Molybdenum oxydichloride

Identifiers
- 3D model (JSmol): Interactive image;

Properties
- Chemical formula: Cl_{2}MoO
- Molar mass: 182.85 g·mol^{−1}
- Density: 3.6–3.8 g/cm^{3}

Structure
- Crystal structure: monoclinic (100 K)
- Space group: C2/m (No. 12)
- Lattice constant: a = 1.280 nm, b = 0.378 nm, c = 0.657 nm α = 90°, β = 105.78°, γ = 90°
- Lattice volume (V): 0.30332 nm^{3}
- Formula units (Z): 4 units per cell

Related compounds
- Related compounds: Molybdenum dichloride dioxide

= Molybdenum oxydichloride =

Molybdenum oxydichloride (MoOCl2) is a layered van der Waals material. Its molybdenum is in the +4 oxidation state. It is notable for its extreme in-plane optical anisotropy (hyperbolic behavior in the visible range).

== Structure ==
MoOCl2 has a monoclinic crystal system with a layered van der Waals structure. It features quasi-one-dimensional Mo chains with orbital-selective Peierls distortion: Mo–Mo dimerization along the b-axis (leading to more localized/insulating character) versus metallic/dispersive behavior along the a-axis (Mo–O chains). This creates strong in-plane anisotropy—metallic-like (ε₁ < 0) along *a*, dielectric (ε₁ > 0) along b and c.

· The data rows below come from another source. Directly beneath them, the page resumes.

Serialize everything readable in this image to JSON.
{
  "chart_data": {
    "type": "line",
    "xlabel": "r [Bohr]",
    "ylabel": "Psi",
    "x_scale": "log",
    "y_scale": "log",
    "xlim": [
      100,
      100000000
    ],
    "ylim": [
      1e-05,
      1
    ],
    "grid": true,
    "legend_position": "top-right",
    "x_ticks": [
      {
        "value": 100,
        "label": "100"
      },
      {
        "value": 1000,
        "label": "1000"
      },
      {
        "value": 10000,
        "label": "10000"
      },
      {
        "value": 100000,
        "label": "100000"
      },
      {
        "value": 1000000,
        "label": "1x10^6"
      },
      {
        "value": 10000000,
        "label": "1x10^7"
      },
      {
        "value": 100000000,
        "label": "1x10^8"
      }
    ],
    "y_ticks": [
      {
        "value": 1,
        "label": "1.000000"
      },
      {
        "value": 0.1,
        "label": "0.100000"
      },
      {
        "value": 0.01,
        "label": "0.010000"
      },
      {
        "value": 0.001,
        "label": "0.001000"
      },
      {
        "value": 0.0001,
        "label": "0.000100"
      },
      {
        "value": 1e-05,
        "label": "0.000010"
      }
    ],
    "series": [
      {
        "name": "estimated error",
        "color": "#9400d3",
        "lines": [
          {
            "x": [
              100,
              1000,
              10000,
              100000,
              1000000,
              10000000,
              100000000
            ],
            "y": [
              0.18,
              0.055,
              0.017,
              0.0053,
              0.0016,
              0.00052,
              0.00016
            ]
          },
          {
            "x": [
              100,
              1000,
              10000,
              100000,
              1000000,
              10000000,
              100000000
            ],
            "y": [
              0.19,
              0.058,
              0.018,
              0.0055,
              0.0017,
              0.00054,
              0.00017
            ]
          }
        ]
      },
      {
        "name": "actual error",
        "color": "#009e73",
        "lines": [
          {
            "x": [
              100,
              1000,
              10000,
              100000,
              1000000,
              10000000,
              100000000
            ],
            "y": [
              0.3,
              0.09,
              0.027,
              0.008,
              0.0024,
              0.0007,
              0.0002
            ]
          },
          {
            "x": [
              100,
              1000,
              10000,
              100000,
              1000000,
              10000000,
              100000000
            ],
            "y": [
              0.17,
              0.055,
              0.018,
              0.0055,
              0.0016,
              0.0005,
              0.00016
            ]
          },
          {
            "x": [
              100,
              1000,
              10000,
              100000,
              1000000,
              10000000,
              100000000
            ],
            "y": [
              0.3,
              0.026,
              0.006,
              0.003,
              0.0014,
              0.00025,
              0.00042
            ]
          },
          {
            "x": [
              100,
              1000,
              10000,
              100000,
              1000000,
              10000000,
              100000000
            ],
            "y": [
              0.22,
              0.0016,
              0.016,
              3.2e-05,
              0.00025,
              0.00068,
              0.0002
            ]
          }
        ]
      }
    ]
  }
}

The structure consists of interconnected Mo-centered octahedra (Mo bonded to O and Cl), forming easily exfoliable layers held by weak van der Waals forces.

== Preparation ==
Common methods include:

- Chemical transport reaction for high-quality single crystals: This typically involves reacting MoCl_{3} with MoO_{3} (molar ratio ~2:1) in a sealed quartz ampoule under argon or mild vacuum, with a temperature gradient (e.g., source at ~400 °C, sink at ~300 °C, then controlled cooling). Needle-like crystals form, with a metallic sheen.

- Direct chlorination: Molybdenum oxides (MoO_{2} or MoO_{3}) can be combined with Cl_{2} gas at elevated temperatures. This is common for bulk/powder forms but can yield fluffy, low-density material; post-processing (sublimation/re-aggregation under reduced pressure) improves density and purity for CVD/ALD precursors.

== Reactions ==

- Coordination chemistry: Acts as a precursor or forms adducts/complexes with ligands (e.g., phosphines like PMe_{3} yielding mer-MoOCl_{2}(PMe_{3})_{3 or} chalcogenoethers). It can undergo redox or ligand exchange. Related Mo(V) species like MoOCl_{3} are more commonly studied in coordination contexts.
- Hydrolysis/solvolysis: MoOCl2 is sensitive to moisture. It can dissolve in water (depending on form—compact vs. fluffy) forming molybdate species. The crystals are relatively stable in ambient conditions for optical studies.
- Precursor: It is used in material synthesis (e.g., for other Mo compounds) or as a CVD/ALD source for molybdenum-containing films (though MoO_{2}Cl_{2} is more common for some applications).
- Its "bad metal" electronic structure influences solid-state behavior more than solution reactivity.
- Stability: Air-stable as bulk/exfoliated flakes for many experiments; inert conditions are required or long-term purity.

== Anistropy ==
MoOCl2 exhibits broadband in-plane hyperbolicity that spans the visible to near-infrared spectrum, driven by a Drude-like response. Thin MoOCl_{2} (∼100–200 nm) flakes achieve >80% reflectivity along the metallic axis and >50% transmission along the perpendicular dielectric axis. This enables polarization extinction with minimal loss. In-plane dielectric permittivity anisotropy exceeds |Δ­(ε∥)| > 10 for wavelengths above 600 nm.

Spectroscopic ellipsometry, Mueller matrix, and reflectance measurements reveal MoOCl2's optical duality: a metallic optical response (ε1 < 0) along the crystallographic a-axis and a dielectric response (ε1 > 0) along the orthogonal directions. This dichotomy drives an epsilon-near-zero (ENZ) condition at ≈512 nm and results in a giant in-plane birefringence of Δn ≈ 2.2 for MoOCl_{2}.

Time-resolved photoemission electron microscopy allows nanoscale visualization of long-range anisotropic plasmon polariton (LRAPP) dynamics with propagation lengths larger than 10 µm on a flake of MoOCl2, some three times longer than previously reported with lower loss.

== Applications ==
MoOCl_{2}'s low-loss, miniaturized polarization offers potential in photonic systems.